Is it possible or feasible to transition from traditional banking to purely digital banking?
Certainly, we’ve seen successful examples in practice with neobanks like Revolut, N26, Monzo, and others. These digital-only banks not only provide easier access and user-friendliness but also feature significantly lower transaction fees compared to traditional banking and numerous other innovative features.
However, transitioning to a fully digital banking model can present challenges due to reliance on human interaction and insufficient digital literacy of some users. Many people are still not educated enough to fully transit to the digital era of banking.
How is consumer trust best earned in the relatively new fintech industry?
Consumer trust is earned through factors like having reputable investors and founders, obtaining licenses, practicing transparency, actively listening to user feedback, and developing products that meet user needs.
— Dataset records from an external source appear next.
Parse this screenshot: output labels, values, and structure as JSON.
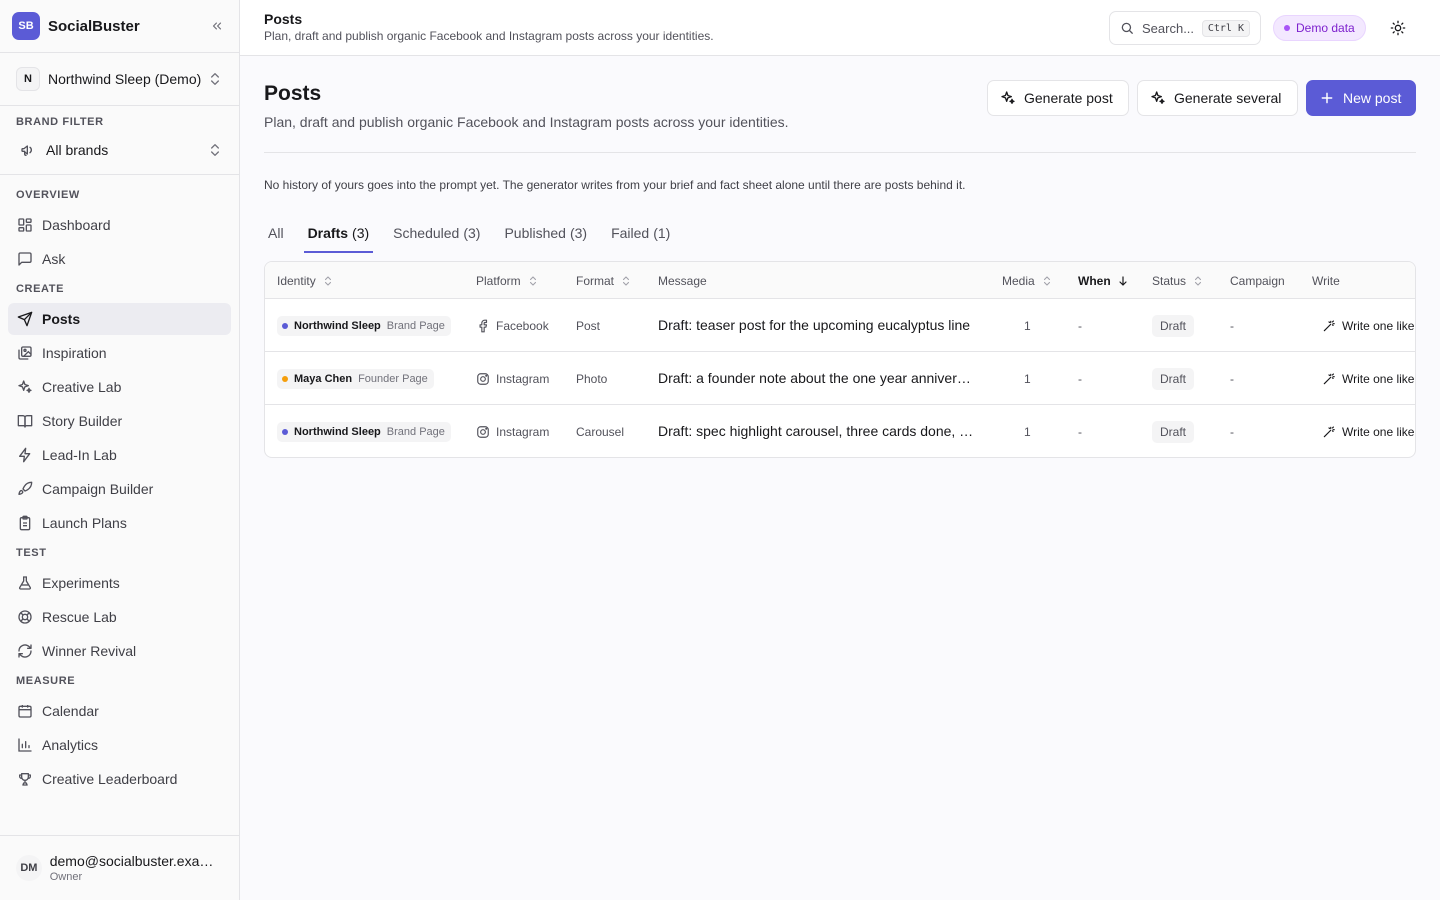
{
  "app": {
    "logo": "SB",
    "name": "SocialBuster"
  },
  "org": {
    "avatar": "N",
    "name": "Northwind Sleep (Demo)"
  },
  "brand_filter": {
    "label": "Brand filter",
    "value": "All brands"
  },
  "nav": {
    "overview": {
      "label": "Overview",
      "items": [
        {
          "label": "Dashboard",
          "icon": "dashboard-icon"
        },
        {
          "label": "Ask",
          "icon": "chat-icon"
        }
      ]
    },
    "create": {
      "label": "Create",
      "items": [
        {
          "label": "Posts",
          "icon": "send-icon"
        },
        {
          "label": "Inspiration",
          "icon": "gallery-icon"
        },
        {
          "label": "Creative Lab",
          "icon": "sparkles-icon"
        },
        {
          "label": "Story Builder",
          "icon": "book-icon"
        },
        {
          "label": "Lead-In Lab",
          "icon": "bolt-icon"
        },
        {
          "label": "Campaign Builder",
          "icon": "rocket-icon"
        },
        {
          "label": "Launch Plans",
          "icon": "clipboard-icon"
        }
      ]
    },
    "test": {
      "label": "Test",
      "items": [
        {
          "label": "Experiments",
          "icon": "flask-icon"
        },
        {
          "label": "Rescue Lab",
          "icon": "lifebuoy-icon"
        },
        {
          "label": "Winner Revival",
          "icon": "refresh-icon"
        }
      ]
    },
    "measure": {
      "label": "Measure",
      "items": [
        {
          "label": "Calendar",
          "icon": "calendar-icon"
        },
        {
          "label": "Analytics",
          "icon": "chart-icon"
        },
        {
          "label": "Creative Leaderboard",
          "icon": "trophy-icon"
        }
      ]
    }
  },
  "user": {
    "initials": "DM",
    "email": "demo@socialbuster.example",
    "role": "Owner"
  },
  "topbar": {
    "title": "Posts",
    "subtitle": "Plan, draft and publish organic Facebook and Instagram posts across your identities.",
    "search_placeholder": "Search...",
    "shortcut": "Ctrl K",
    "demo_badge": "Demo data"
  },
  "page": {
    "title": "Posts",
    "subtitle": "Plan, draft and publish organic Facebook and Instagram posts across your identities.",
    "buttons": {
      "generate_post": "Generate post",
      "generate_several": "Generate several",
      "new_post": "New post"
    },
    "notice": "No history of yours goes into the prompt yet. The generator writes from your brief and fact sheet alone until there are posts behind it."
  },
  "tabs": [
    {
      "label": "All",
      "count": ""
    },
    {
      "label": "Drafts",
      "count": "(3)"
    },
    {
      "label": "Scheduled",
      "count": "(3)"
    },
    {
      "label": "Published",
      "count": "(3)"
    },
    {
      "label": "Failed",
      "count": "(1)"
    }
  ],
  "table": {
    "columns": {
      "identity": "Identity",
      "platform": "Platform",
      "format": "Format",
      "message": "Message",
      "media": "Media",
      "when": "When",
      "status": "Status",
      "campaign": "Campaign",
      "write": "Write"
    },
    "rows": [
      {
        "identity": "Northwind Sleep",
        "identity_type": "Brand Page",
        "dot_color": "#5b5bd6",
        "platform": "Facebook",
        "platform_icon": "facebook-icon",
        "format": "Post",
        "message": "Draft: teaser post for the upcoming eucalyptus line",
        "media": "1",
        "when": "-",
        "status": "Draft",
        "campaign": "-",
        "write": "Write one like this"
      },
      {
        "identity": "Maya Chen",
        "identity_type": "Founder Page",
        "dot_color": "#f59e0b",
        "platform": "Instagram",
        "platform_icon": "instagram-icon",
        "format": "Photo",
        "message": "Draft: a founder note about the one year anniversary",
        "media": "1",
        "when": "-",
        "status": "Draft",
        "campaign": "-",
        "write": "Write one like this"
      },
      {
        "identity": "Northwind Sleep",
        "identity_type": "Brand Page",
        "dot_color": "#5b5bd6",
        "platform": "Instagram",
        "platform_icon": "instagram-icon",
        "format": "Carousel",
        "message": "Draft: spec highlight carousel, three cards done, one to go",
        "media": "1",
        "when": "-",
        "status": "Draft",
        "campaign": "-",
        "write": "Write one like this"
      }
    ]
  },
  "colors": {
    "accent": "#5b5bd6",
    "demo_badge_bg": "#f3e8ff",
    "demo_badge_text": "#7e22ce"
  }
}
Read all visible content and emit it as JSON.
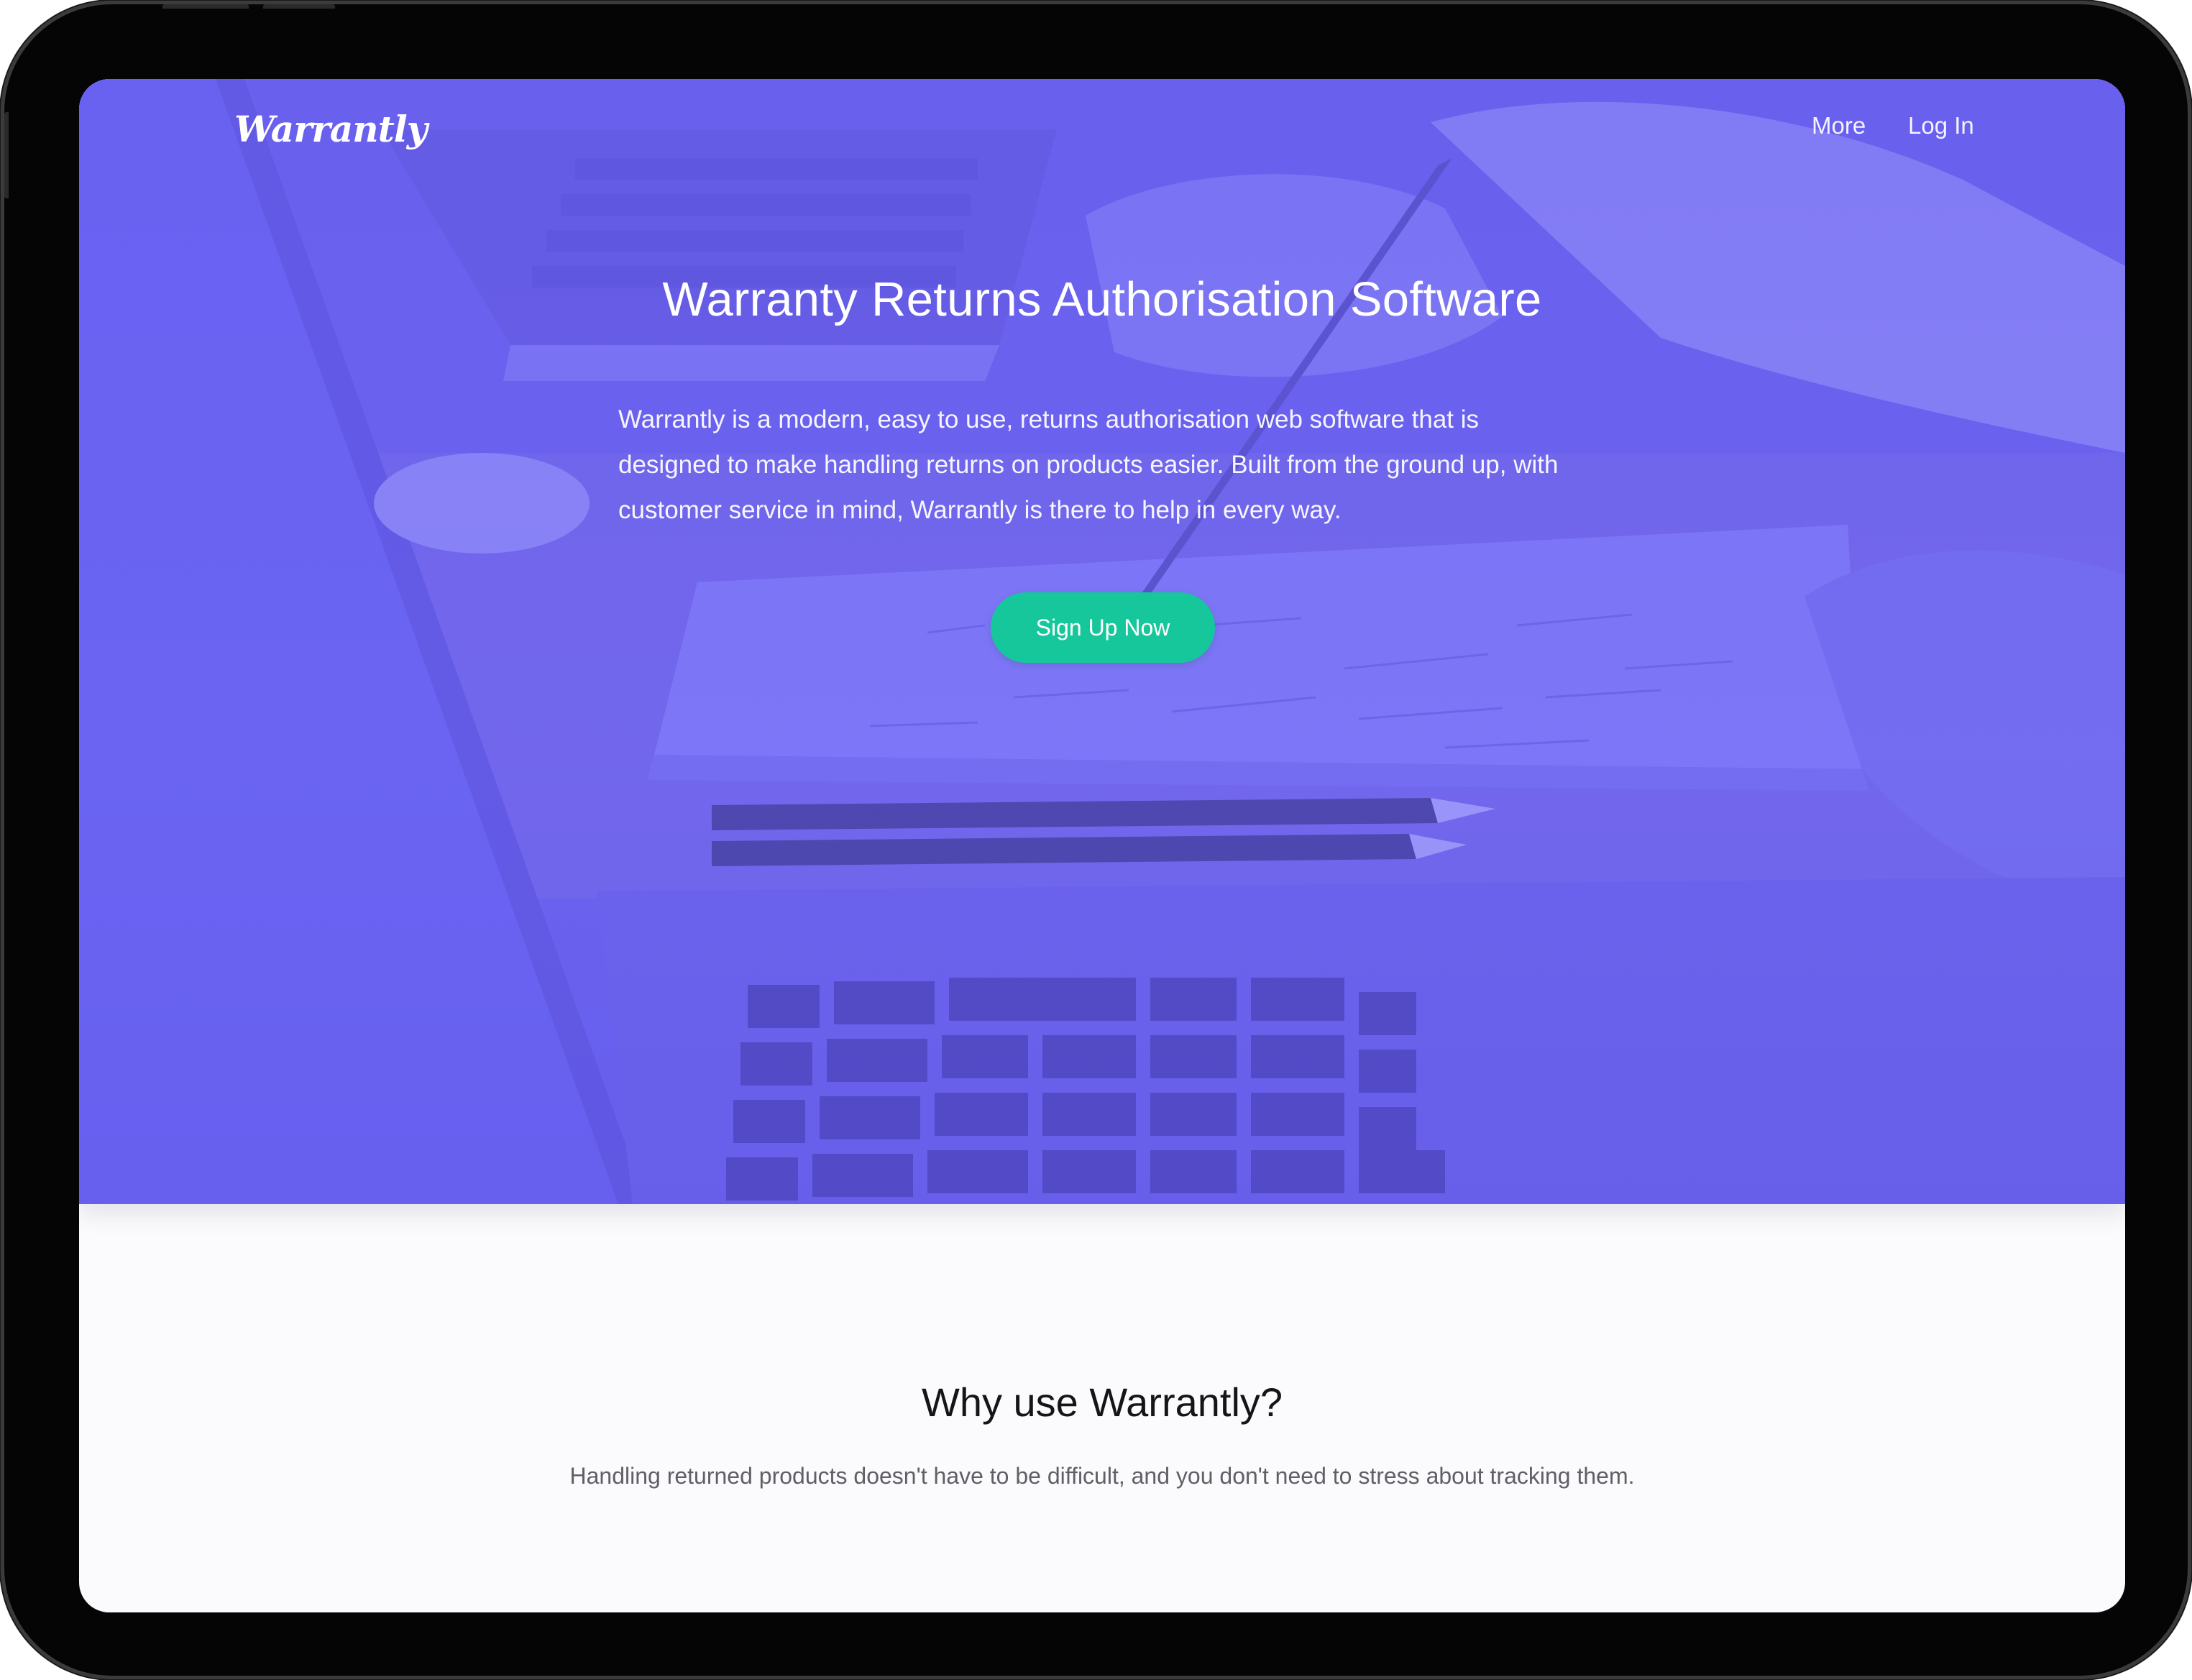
{
  "nav": {
    "logo": "Warrantly",
    "links": [
      "More",
      "Log In"
    ]
  },
  "hero": {
    "title": "Warranty Returns Authorisation Software",
    "description": "Warrantly is a modern, easy to use, returns authorisation web software that is designed to make handling returns on products easier. Built from the ground up, with customer service in mind, Warrantly is there to help in every way.",
    "cta_label": "Sign Up Now",
    "background_image": "laptop-and-notebook-photo"
  },
  "why": {
    "title": "Why use Warrantly?",
    "text": "Handling returned products doesn't have to be difficult, and you don't need to stress about tracking them."
  },
  "colors": {
    "hero_overlay": "#6b62ee",
    "cta": "#15c79a",
    "device_frame": "#050505",
    "page_background": "#fbfbfd"
  }
}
How would it be best to go about crypto regulation?
Unfortunately, crypto regulation is currently heading in a direction that favors banks and protects them, rather than fostering innovation and providing users with greater accessibility to the new technology. Regulators face a challenging task of striking a balance between being too strict (which can kill innovation), and protecting users.
The regulatory frameworks that have been used so far in traditional finance cannot be fully applied to crypto technology. New and appropriate regulations for this emerging technology need to be created. In an ideal world, the regulation would be the same worldwide, so that once a crypto business is regulated, it can operate globally.